Wednesday 17 May 2017

We are not alone – with the help of the Holy Spirit

 ‘You know him, because he abides with you, and he will be in you’ (John 14:17)

John 14:15-21 (Year A: Sixth Sunday of Easter 21st May 2017)

We are drawing ever closer to that most wonderful of celebrations – Pentecost Sunday when once again, today, in our broken and wounded world the Holy Spirit comes among us in a special way just as She does day by day. Remembering the first major giving of the Holy Spirit to the disciples/apostles shortly after the death and resurrection of Jesus (three events inextricably joined together) we are open to a new outpouring of those special gifts of peace, joy and freedom. These are true marks of God’s Holy Spirit. That is, a breathing out of God from within us (the Hebrew word for spirit or breath is ruah which is feminine – in Irish Gaelic the word for breath is anáil which is also feminine).
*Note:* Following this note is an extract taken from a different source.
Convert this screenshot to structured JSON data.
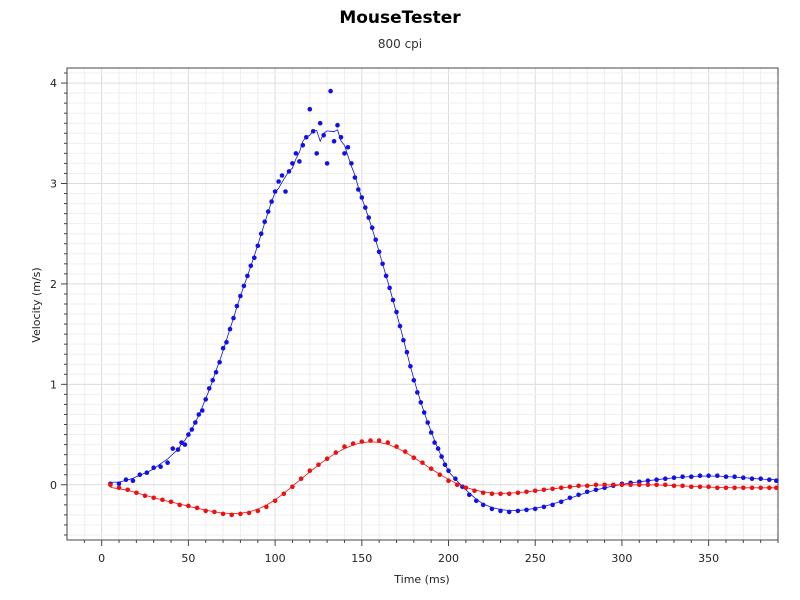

Verse 14:18 reads:  ‘I will not leave you orphaned; I am coming to you.’ Widows and orphans occupy a privileged position in many passages of scripture. God’s heart is drawn to those who, for one reason or another, are left without support or family company. The writer of the letter of St James writes: ‘Religion that God our Father accepts as pure and faultless is this: to look after orphans and widows in their distress.’
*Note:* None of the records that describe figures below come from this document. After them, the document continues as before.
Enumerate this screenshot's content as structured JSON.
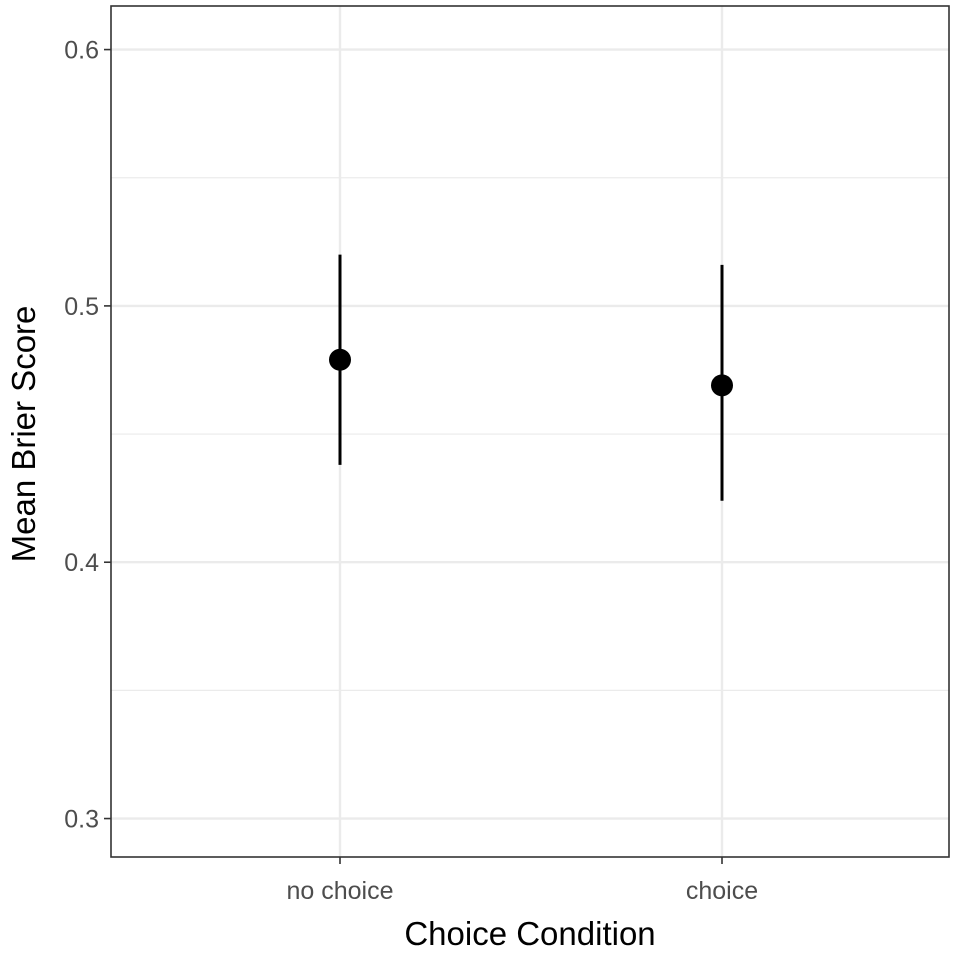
{
  "chart_data": {
    "type": "scatter",
    "title": "",
    "xlabel": "Choice Condition",
    "ylabel": "Mean Brier Score",
    "categories": [
      "no choice",
      "choice"
    ],
    "values": [
      0.479,
      0.469
    ],
    "error_bars": [
      {
        "category": "no choice",
        "lower": 0.438,
        "upper": 0.52
      },
      {
        "category": "choice",
        "lower": 0.424,
        "upper": 0.516
      }
    ],
    "ylim": [
      0.285,
      0.617
    ],
    "yticks": [
      0.3,
      0.4,
      0.5,
      0.6
    ],
    "ytick_labels": [
      "0.3",
      "0.4",
      "0.5",
      "0.6"
    ],
    "minor_gridlines": [
      0.35,
      0.45,
      0.55
    ],
    "grid": true,
    "legend": "none",
    "colors": {
      "point": "#000000",
      "grid": "#ebebeb",
      "panel_border": "#333333",
      "tick_text": "#4d4d4d"
    }
  }
}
In verse 17 Jesus speaks of a friend who will live within us and with us. This is more than just a passing feeling, a pious thought or a wishful outcome. It is the real and living presence of a power that springs from a compassionate heart that is of God. How can I be open to this precious presence? The preceding lines of this passage provide a clue:
‘If you love me, keep my commands. And I will ask the Father, and he will give you another advocate to help you and be with you for ever – the Spirit of truth’ (verse 16).
Keeping commandments is more than just complying with a list of don’ts. It means an active, continuing and authentic practice of compassion – revealed in practical actions.
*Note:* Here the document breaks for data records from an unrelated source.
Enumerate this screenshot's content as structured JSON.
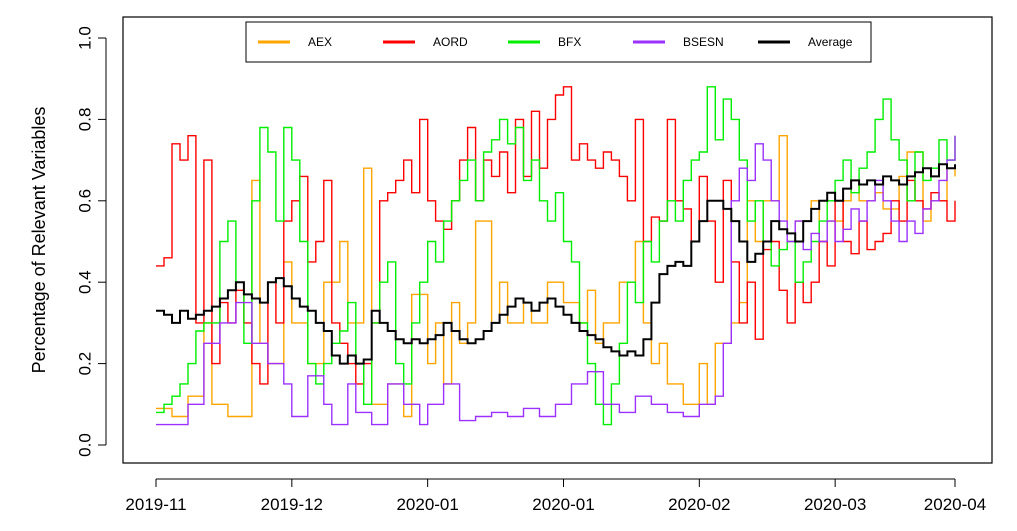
{
  "chart_data": {
    "type": "line",
    "title": "",
    "xlabel": "",
    "ylabel": "Percentage of Relevant Variables",
    "xlim": [
      0,
      100
    ],
    "ylim": [
      0.0,
      1.0
    ],
    "x_ticks": [
      {
        "x": 0,
        "label": "2019-11"
      },
      {
        "x": 17,
        "label": "2019-12"
      },
      {
        "x": 34,
        "label": "2020-01"
      },
      {
        "x": 51,
        "label": "2020-01"
      },
      {
        "x": 68,
        "label": "2020-02"
      },
      {
        "x": 85,
        "label": "2020-03"
      },
      {
        "x": 100,
        "label": "2020-04"
      }
    ],
    "y_ticks": [
      "0.0",
      "0.2",
      "0.4",
      "0.6",
      "0.8",
      "1.0"
    ],
    "y_tick_values": [
      0.0,
      0.2,
      0.4,
      0.6,
      0.8,
      1.0
    ],
    "grid": false,
    "legend_position": "top",
    "step": true,
    "series": [
      {
        "name": "AEX",
        "color": "#FFA500",
        "x": [
          0,
          2,
          4,
          6,
          7,
          9,
          12,
          13,
          14,
          16,
          17,
          19,
          21,
          23,
          24,
          26,
          27,
          29,
          31,
          32,
          34,
          35,
          36,
          37,
          38,
          39,
          40,
          42,
          43,
          44,
          46,
          47,
          49,
          51,
          53,
          54,
          55,
          56,
          58,
          60,
          61,
          62,
          63,
          64,
          66,
          67,
          68,
          69,
          70,
          72,
          73,
          74,
          75,
          76,
          78,
          79,
          80,
          82,
          83,
          84,
          86,
          87,
          88,
          90,
          91,
          93,
          94,
          96,
          97,
          99,
          100
        ],
        "values": [
          0.09,
          0.07,
          0.12,
          0.3,
          0.1,
          0.07,
          0.65,
          0.25,
          0.2,
          0.45,
          0.3,
          0.2,
          0.4,
          0.5,
          0.3,
          0.68,
          0.1,
          0.15,
          0.07,
          0.37,
          0.2,
          0.3,
          0.15,
          0.35,
          0.25,
          0.3,
          0.55,
          0.3,
          0.4,
          0.3,
          0.35,
          0.3,
          0.4,
          0.35,
          0.3,
          0.38,
          0.25,
          0.3,
          0.4,
          0.5,
          0.3,
          0.2,
          0.25,
          0.15,
          0.1,
          0.1,
          0.2,
          0.1,
          0.25,
          0.3,
          0.35,
          0.6,
          0.5,
          0.6,
          0.76,
          0.5,
          0.55,
          0.6,
          0.5,
          0.55,
          0.6,
          0.65,
          0.6,
          0.62,
          0.58,
          0.66,
          0.72,
          0.55,
          0.6,
          0.68,
          0.66
        ]
      },
      {
        "name": "AORD",
        "color": "#FF0000",
        "x": [
          0,
          1,
          2,
          3,
          4,
          5,
          6,
          7,
          8,
          9,
          10,
          11,
          12,
          13,
          14,
          15,
          16,
          17,
          18,
          19,
          20,
          21,
          22,
          23,
          24,
          25,
          26,
          27,
          28,
          29,
          30,
          31,
          32,
          33,
          34,
          35,
          36,
          37,
          38,
          39,
          40,
          41,
          42,
          43,
          44,
          45,
          46,
          47,
          48,
          49,
          50,
          51,
          52,
          53,
          54,
          55,
          56,
          57,
          58,
          59,
          60,
          61,
          62,
          63,
          64,
          65,
          66,
          67,
          68,
          69,
          70,
          71,
          72,
          73,
          74,
          75,
          76,
          77,
          78,
          79,
          80,
          81,
          82,
          83,
          84,
          85,
          86,
          87,
          88,
          89,
          90,
          91,
          92,
          93,
          94,
          95,
          96,
          97,
          98,
          99,
          100
        ],
        "values": [
          0.44,
          0.46,
          0.74,
          0.7,
          0.76,
          0.3,
          0.7,
          0.2,
          0.35,
          0.3,
          0.38,
          0.3,
          0.2,
          0.15,
          0.4,
          0.3,
          0.55,
          0.6,
          0.66,
          0.45,
          0.5,
          0.65,
          0.3,
          0.25,
          0.2,
          0.15,
          0.2,
          0.3,
          0.6,
          0.62,
          0.65,
          0.7,
          0.62,
          0.8,
          0.6,
          0.55,
          0.53,
          0.6,
          0.7,
          0.78,
          0.6,
          0.7,
          0.66,
          0.72,
          0.62,
          0.8,
          0.66,
          0.82,
          0.68,
          0.8,
          0.86,
          0.88,
          0.7,
          0.74,
          0.7,
          0.68,
          0.72,
          0.7,
          0.66,
          0.6,
          0.8,
          0.5,
          0.56,
          0.55,
          0.8,
          0.6,
          0.58,
          0.5,
          0.66,
          0.55,
          0.4,
          0.65,
          0.45,
          0.3,
          0.4,
          0.26,
          0.48,
          0.5,
          0.38,
          0.3,
          0.4,
          0.35,
          0.4,
          0.5,
          0.44,
          0.6,
          0.5,
          0.47,
          0.55,
          0.48,
          0.5,
          0.52,
          0.6,
          0.55,
          0.65,
          0.6,
          0.58,
          0.62,
          0.6,
          0.55,
          0.6
        ]
      },
      {
        "name": "BFX",
        "color": "#00EE00",
        "x": [
          0,
          1,
          2,
          3,
          4,
          5,
          6,
          7,
          8,
          9,
          10,
          11,
          12,
          13,
          14,
          15,
          16,
          17,
          18,
          19,
          20,
          21,
          22,
          23,
          24,
          25,
          26,
          27,
          28,
          29,
          30,
          31,
          32,
          33,
          34,
          35,
          36,
          37,
          38,
          39,
          40,
          41,
          42,
          43,
          44,
          45,
          46,
          47,
          48,
          49,
          50,
          51,
          52,
          53,
          54,
          55,
          56,
          57,
          58,
          59,
          60,
          61,
          62,
          63,
          64,
          65,
          66,
          67,
          68,
          69,
          70,
          71,
          72,
          73,
          74,
          75,
          76,
          77,
          78,
          79,
          80,
          81,
          82,
          83,
          84,
          85,
          86,
          87,
          88,
          89,
          90,
          91,
          92,
          93,
          94,
          95,
          96,
          97,
          98,
          99,
          100
        ],
        "values": [
          0.08,
          0.1,
          0.12,
          0.15,
          0.2,
          0.28,
          0.3,
          0.3,
          0.5,
          0.55,
          0.4,
          0.25,
          0.6,
          0.78,
          0.72,
          0.55,
          0.78,
          0.7,
          0.5,
          0.2,
          0.15,
          0.2,
          0.25,
          0.28,
          0.35,
          0.2,
          0.1,
          0.3,
          0.4,
          0.45,
          0.2,
          0.15,
          0.3,
          0.4,
          0.5,
          0.45,
          0.55,
          0.6,
          0.65,
          0.7,
          0.6,
          0.72,
          0.75,
          0.8,
          0.74,
          0.78,
          0.65,
          0.7,
          0.6,
          0.55,
          0.62,
          0.5,
          0.45,
          0.3,
          0.2,
          0.1,
          0.05,
          0.15,
          0.25,
          0.4,
          0.35,
          0.5,
          0.45,
          0.55,
          0.6,
          0.55,
          0.65,
          0.7,
          0.72,
          0.88,
          0.75,
          0.85,
          0.8,
          0.7,
          0.55,
          0.6,
          0.5,
          0.44,
          0.48,
          0.5,
          0.4,
          0.45,
          0.5,
          0.55,
          0.6,
          0.65,
          0.7,
          0.62,
          0.68,
          0.72,
          0.8,
          0.85,
          0.75,
          0.7,
          0.6,
          0.72,
          0.65,
          0.68,
          0.75,
          0.7,
          0.76
        ]
      },
      {
        "name": "BSESN",
        "color": "#9B30FF",
        "x": [
          0,
          4,
          6,
          8,
          10,
          12,
          14,
          16,
          17,
          19,
          21,
          22,
          24,
          25,
          27,
          29,
          31,
          33,
          34,
          36,
          38,
          40,
          42,
          44,
          46,
          48,
          50,
          52,
          54,
          56,
          58,
          60,
          62,
          64,
          66,
          68,
          70,
          71,
          72,
          73,
          74,
          75,
          76,
          77,
          78,
          79,
          80,
          81,
          82,
          83,
          84,
          85,
          86,
          87,
          88,
          89,
          90,
          91,
          92,
          93,
          94,
          95,
          96,
          97,
          98,
          99,
          100
        ],
        "values": [
          0.05,
          0.1,
          0.25,
          0.3,
          0.35,
          0.25,
          0.2,
          0.15,
          0.07,
          0.17,
          0.1,
          0.05,
          0.15,
          0.08,
          0.05,
          0.15,
          0.1,
          0.05,
          0.1,
          0.15,
          0.06,
          0.07,
          0.08,
          0.07,
          0.09,
          0.07,
          0.1,
          0.15,
          0.18,
          0.1,
          0.08,
          0.12,
          0.1,
          0.08,
          0.07,
          0.1,
          0.12,
          0.25,
          0.6,
          0.68,
          0.65,
          0.74,
          0.7,
          0.6,
          0.55,
          0.5,
          0.55,
          0.48,
          0.52,
          0.5,
          0.55,
          0.5,
          0.53,
          0.58,
          0.55,
          0.6,
          0.65,
          0.6,
          0.55,
          0.5,
          0.55,
          0.52,
          0.58,
          0.6,
          0.65,
          0.7,
          0.76
        ]
      },
      {
        "name": "Average",
        "color": "#000000",
        "x": [
          0,
          1,
          2,
          3,
          4,
          5,
          6,
          7,
          8,
          9,
          10,
          11,
          12,
          13,
          14,
          15,
          16,
          17,
          18,
          19,
          20,
          21,
          22,
          23,
          24,
          25,
          26,
          27,
          28,
          29,
          30,
          31,
          32,
          33,
          34,
          35,
          36,
          37,
          38,
          39,
          40,
          41,
          42,
          43,
          44,
          45,
          46,
          47,
          48,
          49,
          50,
          51,
          52,
          53,
          54,
          55,
          56,
          57,
          58,
          59,
          60,
          61,
          62,
          63,
          64,
          65,
          66,
          67,
          68,
          69,
          70,
          71,
          72,
          73,
          74,
          75,
          76,
          77,
          78,
          79,
          80,
          81,
          82,
          83,
          84,
          85,
          86,
          87,
          88,
          89,
          90,
          91,
          92,
          93,
          94,
          95,
          96,
          97,
          98,
          99,
          100
        ],
        "values": [
          0.33,
          0.32,
          0.3,
          0.33,
          0.31,
          0.32,
          0.33,
          0.34,
          0.36,
          0.38,
          0.4,
          0.37,
          0.36,
          0.35,
          0.4,
          0.41,
          0.39,
          0.36,
          0.34,
          0.33,
          0.3,
          0.28,
          0.22,
          0.2,
          0.22,
          0.2,
          0.21,
          0.33,
          0.3,
          0.28,
          0.26,
          0.25,
          0.26,
          0.25,
          0.26,
          0.27,
          0.3,
          0.28,
          0.26,
          0.25,
          0.26,
          0.28,
          0.3,
          0.32,
          0.34,
          0.36,
          0.35,
          0.33,
          0.35,
          0.36,
          0.34,
          0.32,
          0.3,
          0.28,
          0.27,
          0.26,
          0.24,
          0.23,
          0.22,
          0.23,
          0.22,
          0.26,
          0.35,
          0.42,
          0.44,
          0.45,
          0.44,
          0.5,
          0.55,
          0.6,
          0.6,
          0.58,
          0.55,
          0.5,
          0.45,
          0.47,
          0.5,
          0.55,
          0.53,
          0.52,
          0.5,
          0.55,
          0.58,
          0.6,
          0.62,
          0.6,
          0.63,
          0.65,
          0.64,
          0.65,
          0.64,
          0.66,
          0.65,
          0.64,
          0.66,
          0.67,
          0.68,
          0.66,
          0.69,
          0.68,
          0.69
        ]
      }
    ]
  }
}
If we seek light, insight and companionship then this is where it starts: compassion exercised in practical daily actions. Dorothy Day, a founder of the Catholic Workers Movement once wrote:
True love is delicate and kind, full of gentle perception and understanding, full of beauty and grace, full of joy unutterable.  There should be some flavour of this in all our love for others. We are all one. We are one flesh in the Mystical Body as man and woman are said to be one flesh in marriage. With such a love one would see all things new; we would begin to see people as they really are, as God sees them.